LPoverty in France is growing since Covid and inequalities are increasing. This is the observation made by the latest INSEE report on the subject, published this Tuesday at the end of the day. All in all, the French came out of the pandemic poorer than when they entered it. But in detail, above all, the standard of living of the poorest has fallen, while the richest have improved.
In 2021, the share of poor French increased by 0.9%, to 14.5% of the population. More than nine million people lived, therefore, two years ago below the monetary poverty threshold, set at 60% of the median income, or 1,158 euros per month for a single person, half of them had less than 924 euros per month.
If this impoverishment also applies to employed people – of whom 7.4% lived below the poverty line – the unemployed (35.1%) and large families (25.6%), as well as women, are mainly affected.
They also represent 57.5% of the people admitted by the Secours catholique last year. A rate much higher than their share of the population of France, prompting the association to speak of the “feminization” of poverty in its last annual report.
- Single mothers and children on the front line
Many single mothers specifically seek help from Secours catholique. This year, they represented a quarter of a million users that the association supported. A situation that is partly explained by non-payment of alimony: almost a third of solvent fathers still do not pay it.
However, the trend of impoverishment is wider and is caused, according to INSEE, by the end of the aid introduced during the Covid pandemic and the non-renewal of the increase in the return to school allowance, which largely affected the most vulnerable families.
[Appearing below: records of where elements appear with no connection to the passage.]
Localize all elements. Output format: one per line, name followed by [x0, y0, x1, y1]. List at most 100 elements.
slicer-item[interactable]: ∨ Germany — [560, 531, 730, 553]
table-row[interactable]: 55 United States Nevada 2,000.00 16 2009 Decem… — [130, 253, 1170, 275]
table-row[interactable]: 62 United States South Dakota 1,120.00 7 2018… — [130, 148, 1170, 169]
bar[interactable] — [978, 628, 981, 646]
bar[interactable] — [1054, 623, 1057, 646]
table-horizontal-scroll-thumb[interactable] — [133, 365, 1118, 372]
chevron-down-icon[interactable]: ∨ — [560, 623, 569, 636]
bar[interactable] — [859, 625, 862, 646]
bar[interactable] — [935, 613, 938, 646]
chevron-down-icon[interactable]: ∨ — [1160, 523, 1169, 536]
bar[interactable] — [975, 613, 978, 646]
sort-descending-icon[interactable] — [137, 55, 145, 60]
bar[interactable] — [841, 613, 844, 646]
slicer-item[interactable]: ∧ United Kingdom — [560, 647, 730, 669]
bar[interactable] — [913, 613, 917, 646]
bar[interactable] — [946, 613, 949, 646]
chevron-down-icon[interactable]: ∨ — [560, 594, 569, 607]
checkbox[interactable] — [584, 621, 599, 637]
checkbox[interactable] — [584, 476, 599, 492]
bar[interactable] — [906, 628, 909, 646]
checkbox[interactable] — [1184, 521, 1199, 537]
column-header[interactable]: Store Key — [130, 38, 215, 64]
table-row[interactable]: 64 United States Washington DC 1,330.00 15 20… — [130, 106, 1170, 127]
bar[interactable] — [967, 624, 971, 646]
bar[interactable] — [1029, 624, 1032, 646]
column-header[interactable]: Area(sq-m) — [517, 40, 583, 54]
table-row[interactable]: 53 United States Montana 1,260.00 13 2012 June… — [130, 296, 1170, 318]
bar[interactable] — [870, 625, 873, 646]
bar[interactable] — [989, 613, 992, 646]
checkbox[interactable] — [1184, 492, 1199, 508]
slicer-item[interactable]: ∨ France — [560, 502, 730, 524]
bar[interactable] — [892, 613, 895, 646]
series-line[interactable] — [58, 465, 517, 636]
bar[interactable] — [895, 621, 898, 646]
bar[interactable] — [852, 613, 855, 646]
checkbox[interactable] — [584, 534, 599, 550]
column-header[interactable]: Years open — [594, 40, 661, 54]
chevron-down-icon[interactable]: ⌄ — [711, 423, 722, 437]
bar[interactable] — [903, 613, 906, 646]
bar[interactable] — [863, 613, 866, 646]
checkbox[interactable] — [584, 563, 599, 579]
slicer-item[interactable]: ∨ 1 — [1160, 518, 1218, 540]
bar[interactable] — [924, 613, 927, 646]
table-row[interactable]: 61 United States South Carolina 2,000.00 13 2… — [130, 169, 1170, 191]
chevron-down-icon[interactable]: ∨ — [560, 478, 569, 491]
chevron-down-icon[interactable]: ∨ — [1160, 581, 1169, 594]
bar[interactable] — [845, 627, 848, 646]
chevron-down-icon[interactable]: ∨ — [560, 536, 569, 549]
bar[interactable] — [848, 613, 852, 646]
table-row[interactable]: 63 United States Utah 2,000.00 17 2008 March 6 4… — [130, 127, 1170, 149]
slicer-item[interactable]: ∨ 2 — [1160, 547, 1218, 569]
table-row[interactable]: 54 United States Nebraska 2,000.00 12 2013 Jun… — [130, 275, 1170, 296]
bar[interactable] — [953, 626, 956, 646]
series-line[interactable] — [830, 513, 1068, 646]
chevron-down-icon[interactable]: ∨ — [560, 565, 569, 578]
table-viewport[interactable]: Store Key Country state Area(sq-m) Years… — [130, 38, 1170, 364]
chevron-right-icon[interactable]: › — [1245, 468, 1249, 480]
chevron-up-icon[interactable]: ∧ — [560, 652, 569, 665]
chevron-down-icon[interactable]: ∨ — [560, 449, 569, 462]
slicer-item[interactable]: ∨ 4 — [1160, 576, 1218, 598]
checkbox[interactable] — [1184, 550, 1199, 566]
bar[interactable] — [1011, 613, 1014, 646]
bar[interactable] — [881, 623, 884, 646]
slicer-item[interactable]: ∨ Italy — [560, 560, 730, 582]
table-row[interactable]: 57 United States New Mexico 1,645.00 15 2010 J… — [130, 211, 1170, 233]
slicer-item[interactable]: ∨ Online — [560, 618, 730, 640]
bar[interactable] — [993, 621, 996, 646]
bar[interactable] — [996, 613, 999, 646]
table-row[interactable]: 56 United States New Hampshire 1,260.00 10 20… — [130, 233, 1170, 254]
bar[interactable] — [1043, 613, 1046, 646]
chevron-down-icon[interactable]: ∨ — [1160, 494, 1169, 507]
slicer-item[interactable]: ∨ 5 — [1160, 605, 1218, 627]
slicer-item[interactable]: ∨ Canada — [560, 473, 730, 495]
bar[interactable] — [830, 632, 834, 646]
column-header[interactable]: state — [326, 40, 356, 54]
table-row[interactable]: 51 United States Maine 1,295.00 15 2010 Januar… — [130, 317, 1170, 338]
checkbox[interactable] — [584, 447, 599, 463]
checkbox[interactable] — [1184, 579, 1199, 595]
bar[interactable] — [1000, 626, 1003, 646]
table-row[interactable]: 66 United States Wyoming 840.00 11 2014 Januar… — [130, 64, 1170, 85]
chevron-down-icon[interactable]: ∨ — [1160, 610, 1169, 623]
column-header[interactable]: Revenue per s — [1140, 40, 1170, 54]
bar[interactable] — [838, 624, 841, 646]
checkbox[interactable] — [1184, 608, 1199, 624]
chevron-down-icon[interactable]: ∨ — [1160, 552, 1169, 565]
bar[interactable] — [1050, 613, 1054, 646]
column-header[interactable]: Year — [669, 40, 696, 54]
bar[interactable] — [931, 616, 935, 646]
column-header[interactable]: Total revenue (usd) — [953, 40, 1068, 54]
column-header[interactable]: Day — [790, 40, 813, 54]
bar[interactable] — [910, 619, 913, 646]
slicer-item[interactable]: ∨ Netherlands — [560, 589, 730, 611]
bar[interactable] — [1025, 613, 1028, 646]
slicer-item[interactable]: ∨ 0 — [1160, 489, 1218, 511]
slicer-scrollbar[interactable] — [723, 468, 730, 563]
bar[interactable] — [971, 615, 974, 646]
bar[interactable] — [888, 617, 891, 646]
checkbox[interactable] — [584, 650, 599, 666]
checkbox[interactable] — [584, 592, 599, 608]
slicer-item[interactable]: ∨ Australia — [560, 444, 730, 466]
The APL reform also stands out: according to INSEE, the overall level of aid paid has fallen since its entry into force in January 2021. The result: almost a quarter (20.6%) of children living in France in 2021 were in poverty .
Inflation is finally playing its part: reaching 1.6% in 2021 compared to 0.5% in 2020, it has contributed to lower living standards as social benefits, adjusted to the previous year’s inflation rate, rise more slowly than prices.
Conversely, if poverty increased, the income of the richest benefited from the resumption of activity after the Covid-imposed shutdown. Little affected by the end of state aid, the living standards of the richest French rose in 2021, further widening the gap with the poorest.
For example, driven by rising wages and income from wealth, the living standards of the richest 5% of residents increased by 4.5% between 2020 and 2021, while the poorest 20% of French people lost 2% of their purchasing power. Taking inflation into account, the standard of living of the poorest French has only fallen in 2021, while that of the richest has improved.
“The resumption of activity in 2021 is accompanied by growth in income from work and dividends received by households, more pronounced in the richest households whose living standards are increasing. On the other hand, the non-renewal of the exceptional solidarity aid paid in 2020, linked to the health crisis, burdened the living standards of the most modest households, which fell in 2021”, writes INSEE.
If retirees continue to be in a slightly better position than the active population, the trend begins to reverse. Due to inflation, their median standard of living fell by 1.1% in 2021, a year during which 10.9% lived below the poverty line.
A trend seen since 2017: while the average pension had risen every year until then, driven by new full-time retirees, the curve has inverted. New retirees now earn slightly less than all retirees.